Publication year - 1969
Publication title -
the journal of physiology
Language(s) - English
Resource type - Journals
SCImago Journal Rank - 1.802
H-Index - 240
eISSN - 1469-7793
pISSN - 0022-3751
DOI - 10.1113/jphysiol.1969.sp008755
Subject(s) - bronchoconstriction , vagotomy , anesthesia , vagus nerve , vagovagal reflex , reflex , histamine , medicine , tidal volume , pulmonary stretch receptors , respiratory system , ventilation (architecture) , respiratory rate , heart rate , stimulation , blood pressure , airway , mechanical engineering , engineering
1. The responses of rabbits, anaesthetized with pentobarbitone sodium, to intravenous injections of histamine and phenyl diguanide have been studied. Total lung conductance, lung compliance, breathing frequency, tidal volume, end‐tidal CO 2 %, systemic arterial and right atrial blood pressures and heart rate were measured. Some of the rabbits were first paralysed and artificially ventilated. 2. The role of vagal afferent nerves was determined by observing the responses before and after bilateral vagotomy, and before and during cooling the vagus nerves to 8–10° C; such cooling selectively blocks some vagal afferent pathways. 3. Histamine decreased conductance (bronchoconstriction), in spontaneously breathing and in paralysed, artificially ventilated animals, and caused rapid shallow breathing. The responses were considerably reduced or abolished by vagal cooling and vagotomy and are thought to be mainly vagal reflexes due to stimulation by histamine of irritant receptors in the lungs. 4. Phenyl diguanide also decreased conductance, in spontaneously breathing and in paralysed, artificially ventilated animals, and caused rapid shallow breathing. Vagotomy abolished the respiratory changes and considerably reduced the bronchoconstriction. Vagal cooling caused an equal reduction of the bronchoconstriction but an increase in minute volume persisted. This respiratory response to phenyl diguanide which persists during vagal cooling is thought to be due to stimulation of deflation receptors in the lungs; it was associated with vagal reflex hypotension and bradycardia. 5. Both histamine and phenyl diguanide decreased lung compliance when vagal conduction was unimpaired.
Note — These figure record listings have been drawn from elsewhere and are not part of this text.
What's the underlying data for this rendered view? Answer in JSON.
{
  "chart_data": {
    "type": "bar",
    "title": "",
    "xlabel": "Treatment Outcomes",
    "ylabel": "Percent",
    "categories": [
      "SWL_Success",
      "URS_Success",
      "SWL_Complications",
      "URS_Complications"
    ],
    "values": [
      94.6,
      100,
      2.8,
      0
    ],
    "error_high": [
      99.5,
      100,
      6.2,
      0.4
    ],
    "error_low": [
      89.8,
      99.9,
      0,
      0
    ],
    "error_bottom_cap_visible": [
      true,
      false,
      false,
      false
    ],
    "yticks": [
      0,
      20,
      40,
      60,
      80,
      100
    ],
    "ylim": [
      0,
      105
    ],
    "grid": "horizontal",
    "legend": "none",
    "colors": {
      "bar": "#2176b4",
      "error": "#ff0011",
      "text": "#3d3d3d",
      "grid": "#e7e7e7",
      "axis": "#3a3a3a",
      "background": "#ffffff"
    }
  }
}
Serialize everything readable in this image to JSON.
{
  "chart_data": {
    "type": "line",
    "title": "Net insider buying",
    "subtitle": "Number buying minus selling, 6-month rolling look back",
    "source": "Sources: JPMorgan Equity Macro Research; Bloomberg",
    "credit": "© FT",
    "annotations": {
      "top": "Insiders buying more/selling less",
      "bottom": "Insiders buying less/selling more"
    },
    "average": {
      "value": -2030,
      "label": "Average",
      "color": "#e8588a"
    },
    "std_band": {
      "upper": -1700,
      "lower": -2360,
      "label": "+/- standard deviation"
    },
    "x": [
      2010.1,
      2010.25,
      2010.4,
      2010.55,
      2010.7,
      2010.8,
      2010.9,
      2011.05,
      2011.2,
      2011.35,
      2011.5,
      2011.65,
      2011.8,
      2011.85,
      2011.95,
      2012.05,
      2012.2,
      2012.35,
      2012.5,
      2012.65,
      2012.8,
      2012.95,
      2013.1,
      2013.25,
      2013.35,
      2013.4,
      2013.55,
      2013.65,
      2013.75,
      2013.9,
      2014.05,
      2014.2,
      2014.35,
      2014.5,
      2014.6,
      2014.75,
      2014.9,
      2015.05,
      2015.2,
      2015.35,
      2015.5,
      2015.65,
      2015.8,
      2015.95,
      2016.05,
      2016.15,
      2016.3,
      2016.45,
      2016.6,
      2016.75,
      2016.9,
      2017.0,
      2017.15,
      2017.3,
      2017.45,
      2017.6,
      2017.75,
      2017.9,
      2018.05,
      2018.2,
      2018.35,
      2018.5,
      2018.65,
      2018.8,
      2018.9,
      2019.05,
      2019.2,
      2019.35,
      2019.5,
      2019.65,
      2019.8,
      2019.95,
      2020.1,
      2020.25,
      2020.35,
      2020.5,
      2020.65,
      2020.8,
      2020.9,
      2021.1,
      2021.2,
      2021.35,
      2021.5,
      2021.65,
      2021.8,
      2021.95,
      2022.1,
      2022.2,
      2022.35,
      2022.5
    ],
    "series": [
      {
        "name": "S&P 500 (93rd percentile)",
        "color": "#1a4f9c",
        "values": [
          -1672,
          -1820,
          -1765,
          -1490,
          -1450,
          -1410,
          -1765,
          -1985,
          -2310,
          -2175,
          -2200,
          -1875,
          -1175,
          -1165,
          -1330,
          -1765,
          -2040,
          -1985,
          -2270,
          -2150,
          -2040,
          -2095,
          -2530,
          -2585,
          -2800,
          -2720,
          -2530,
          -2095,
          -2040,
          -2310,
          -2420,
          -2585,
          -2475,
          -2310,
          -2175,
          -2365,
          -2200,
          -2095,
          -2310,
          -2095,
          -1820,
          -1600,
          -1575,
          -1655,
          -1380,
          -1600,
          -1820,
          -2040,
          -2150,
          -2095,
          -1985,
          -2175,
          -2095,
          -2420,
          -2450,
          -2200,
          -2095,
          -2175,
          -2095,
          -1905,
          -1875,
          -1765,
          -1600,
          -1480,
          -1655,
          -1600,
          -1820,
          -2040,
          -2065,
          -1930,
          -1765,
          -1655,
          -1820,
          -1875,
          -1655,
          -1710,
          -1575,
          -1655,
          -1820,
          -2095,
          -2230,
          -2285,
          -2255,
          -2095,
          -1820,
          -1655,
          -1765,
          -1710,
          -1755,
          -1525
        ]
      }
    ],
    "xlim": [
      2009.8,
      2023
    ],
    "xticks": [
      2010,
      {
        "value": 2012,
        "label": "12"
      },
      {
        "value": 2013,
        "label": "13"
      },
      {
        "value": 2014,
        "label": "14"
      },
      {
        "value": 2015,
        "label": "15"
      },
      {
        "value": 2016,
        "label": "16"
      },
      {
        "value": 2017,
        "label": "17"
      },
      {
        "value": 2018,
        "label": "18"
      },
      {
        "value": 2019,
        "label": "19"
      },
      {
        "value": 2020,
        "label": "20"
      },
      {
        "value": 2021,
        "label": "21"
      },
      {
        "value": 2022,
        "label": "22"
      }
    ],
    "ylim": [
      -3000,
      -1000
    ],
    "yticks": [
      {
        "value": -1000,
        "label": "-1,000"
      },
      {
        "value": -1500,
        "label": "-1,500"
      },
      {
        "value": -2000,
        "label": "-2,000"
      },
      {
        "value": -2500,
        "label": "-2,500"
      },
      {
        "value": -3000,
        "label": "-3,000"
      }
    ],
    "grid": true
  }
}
The effects were largely secondary to changes in the pattern of breathing, although histamine also had a weak direct action on lung tissue leading to a fall in compliance. 6. Both histamine and phenyl diguanide decreased end‐tidal CO 2 % and increased right atrial pressure by direct (non‐vagal) actions on lung tissues. Histamine also caused a non‐vagal hypertension.